Mandaté par l'ICIJ, le laboratoire SPRING de l’EPFL a mis au point un système de recherche et d'échange d’informations décentralisé entièrement anonyme, Datashare Network. Ce dernier sera présenté durant la conférence Usenix Security Symposium, qui se tiendra en ligne du 12 au 14 août prochain. L’anonymat constitue le point central du dispositif. Tant la recherche que l’échange d'informations peuvent se faire sans divulguer son identité ou le contenu des requêtes, ni à des collègues ni à l'organisation. Cette dernière est garante du bon fonctionnement du système mais n'a pas connaissance des échanges.

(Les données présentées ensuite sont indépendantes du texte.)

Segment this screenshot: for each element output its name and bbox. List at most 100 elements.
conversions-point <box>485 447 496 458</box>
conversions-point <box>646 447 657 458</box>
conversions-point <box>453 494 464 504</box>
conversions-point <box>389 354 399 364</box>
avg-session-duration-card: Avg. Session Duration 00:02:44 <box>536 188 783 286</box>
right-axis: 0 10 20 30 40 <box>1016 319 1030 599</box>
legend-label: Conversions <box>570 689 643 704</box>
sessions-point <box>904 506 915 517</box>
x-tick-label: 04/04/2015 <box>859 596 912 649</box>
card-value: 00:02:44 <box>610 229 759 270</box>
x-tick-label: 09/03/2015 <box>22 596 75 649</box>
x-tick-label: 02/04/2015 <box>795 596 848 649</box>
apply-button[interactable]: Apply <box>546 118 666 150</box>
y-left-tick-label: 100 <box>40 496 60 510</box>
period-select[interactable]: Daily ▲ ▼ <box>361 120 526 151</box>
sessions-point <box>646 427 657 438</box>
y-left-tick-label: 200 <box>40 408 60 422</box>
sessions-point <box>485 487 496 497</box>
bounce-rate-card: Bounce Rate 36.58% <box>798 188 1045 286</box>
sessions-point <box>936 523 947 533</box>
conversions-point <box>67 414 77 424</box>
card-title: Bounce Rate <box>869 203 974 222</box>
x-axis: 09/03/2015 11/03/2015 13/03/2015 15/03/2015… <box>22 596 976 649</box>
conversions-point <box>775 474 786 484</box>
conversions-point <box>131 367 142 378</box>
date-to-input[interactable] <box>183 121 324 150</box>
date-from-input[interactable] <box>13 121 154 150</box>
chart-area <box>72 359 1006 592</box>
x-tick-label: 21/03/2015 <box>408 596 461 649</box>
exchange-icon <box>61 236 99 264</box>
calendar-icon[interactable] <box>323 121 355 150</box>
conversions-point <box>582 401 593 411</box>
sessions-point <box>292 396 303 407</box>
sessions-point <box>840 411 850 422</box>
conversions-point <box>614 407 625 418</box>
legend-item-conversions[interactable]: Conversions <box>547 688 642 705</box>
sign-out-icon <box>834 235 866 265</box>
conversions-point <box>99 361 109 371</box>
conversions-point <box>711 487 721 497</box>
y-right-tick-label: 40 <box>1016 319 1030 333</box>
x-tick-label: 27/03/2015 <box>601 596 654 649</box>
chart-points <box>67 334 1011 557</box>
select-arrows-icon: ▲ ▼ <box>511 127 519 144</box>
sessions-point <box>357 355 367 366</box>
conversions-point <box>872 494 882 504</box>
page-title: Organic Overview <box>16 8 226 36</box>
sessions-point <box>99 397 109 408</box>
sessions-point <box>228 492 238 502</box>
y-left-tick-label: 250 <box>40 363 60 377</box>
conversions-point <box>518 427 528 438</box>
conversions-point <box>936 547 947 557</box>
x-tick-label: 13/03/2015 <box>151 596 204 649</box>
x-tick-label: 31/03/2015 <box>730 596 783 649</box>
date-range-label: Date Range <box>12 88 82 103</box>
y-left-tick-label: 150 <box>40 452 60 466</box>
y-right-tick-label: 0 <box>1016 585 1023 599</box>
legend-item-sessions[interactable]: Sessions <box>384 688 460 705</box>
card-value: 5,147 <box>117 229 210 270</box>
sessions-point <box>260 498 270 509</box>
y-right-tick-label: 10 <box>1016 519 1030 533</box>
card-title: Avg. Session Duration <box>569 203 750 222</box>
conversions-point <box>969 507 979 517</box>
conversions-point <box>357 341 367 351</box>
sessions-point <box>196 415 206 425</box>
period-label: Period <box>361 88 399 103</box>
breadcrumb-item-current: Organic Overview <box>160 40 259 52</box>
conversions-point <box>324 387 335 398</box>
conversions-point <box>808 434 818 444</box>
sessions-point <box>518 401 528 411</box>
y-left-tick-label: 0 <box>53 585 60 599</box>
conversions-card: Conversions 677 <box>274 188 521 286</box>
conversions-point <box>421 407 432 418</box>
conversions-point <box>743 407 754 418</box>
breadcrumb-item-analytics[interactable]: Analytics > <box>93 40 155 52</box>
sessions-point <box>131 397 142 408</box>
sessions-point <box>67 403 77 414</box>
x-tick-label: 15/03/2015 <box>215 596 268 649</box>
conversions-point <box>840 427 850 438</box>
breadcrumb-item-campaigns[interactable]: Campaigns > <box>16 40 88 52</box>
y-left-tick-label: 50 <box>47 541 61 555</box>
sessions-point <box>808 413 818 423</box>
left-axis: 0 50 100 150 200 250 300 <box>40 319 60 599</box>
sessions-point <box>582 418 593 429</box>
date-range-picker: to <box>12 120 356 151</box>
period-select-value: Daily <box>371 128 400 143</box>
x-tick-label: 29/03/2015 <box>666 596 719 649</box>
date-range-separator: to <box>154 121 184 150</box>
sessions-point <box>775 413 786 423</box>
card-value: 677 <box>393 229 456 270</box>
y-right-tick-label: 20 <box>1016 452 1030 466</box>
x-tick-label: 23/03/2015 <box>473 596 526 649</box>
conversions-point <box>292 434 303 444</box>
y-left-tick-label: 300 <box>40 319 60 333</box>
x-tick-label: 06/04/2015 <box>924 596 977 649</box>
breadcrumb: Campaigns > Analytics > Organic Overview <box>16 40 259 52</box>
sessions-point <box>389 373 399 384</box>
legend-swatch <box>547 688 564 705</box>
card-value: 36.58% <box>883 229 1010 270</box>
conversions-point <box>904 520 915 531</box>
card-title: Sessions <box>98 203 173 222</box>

Les documents restent sur les serveurs ou ordinateurs des membres

Un système de gestion centralisé serait une cible trop évidente pour les pirates, note l'EPFL. L'organisation ne possédant pas de serveurs décentralisés dans diverses juridictions, les documents restent donc sur les serveurs ou ordinateurs des membres. Les utilisateurs enregistrent dans le système seulement quelques informations permettant aux autres de faire le lien avec leur enquête. Les recherches sont envoyées cryptées à tous les utilisateurs. Si des informations concordent, le demandeur reçoit une alerte et décide s’il souhaite entrer en communication et éventuellement échanger des informations.

"Étant donné les différents fuseaux horaires et le fait que certains membres n’ont accès à internet que quelques heures par jour, il était important que la recherche et les réponses puissent se faire de manière non synchronisée", souligne Carmela Troncoso, directrice du laboratoire à l'origine du système. Un autre système, de messagerie cette fois, également sécurisé et anonyme, permet ensuite des échanges bilatéraux.

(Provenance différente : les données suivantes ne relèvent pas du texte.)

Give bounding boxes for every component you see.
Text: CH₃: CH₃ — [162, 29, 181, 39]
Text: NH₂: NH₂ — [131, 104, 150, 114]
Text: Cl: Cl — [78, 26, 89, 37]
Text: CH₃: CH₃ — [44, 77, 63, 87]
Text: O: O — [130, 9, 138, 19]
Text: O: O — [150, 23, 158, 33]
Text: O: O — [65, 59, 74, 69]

Eléments sécurisés entièrement nouveaux

L’équipe de chercheurs a utilisé des éléments connus comme des mécanismes d'authentification et de communication anonymes qu'ils ont optimisés pour ce type d'utilisation, mais ils ont également développé des éléments sécurisés entièrement nouveaux. La sécurité du moteur de recherche non synchronisé est assurée par un nouveau protocole qui permet de rechercher efficacement dans de nombreuses bases de données sans augmenter le risque de fuites. Quant au serveur de messagerie, il utilise un très grand nombre de boîtes virtuelles utilisables une seule fois.

La collaboration du laboratoire avec l’organisation de journalistes a permis de dessiner un nouveau corpus de besoins, rarement étudiés dans les publications scientifiques. "Les contraintes spécifiques à ce développement ouvrent un nouvel espace de recherche présentant un gros potentiel pour d’autres domaines", conclut Carmela Troncoso.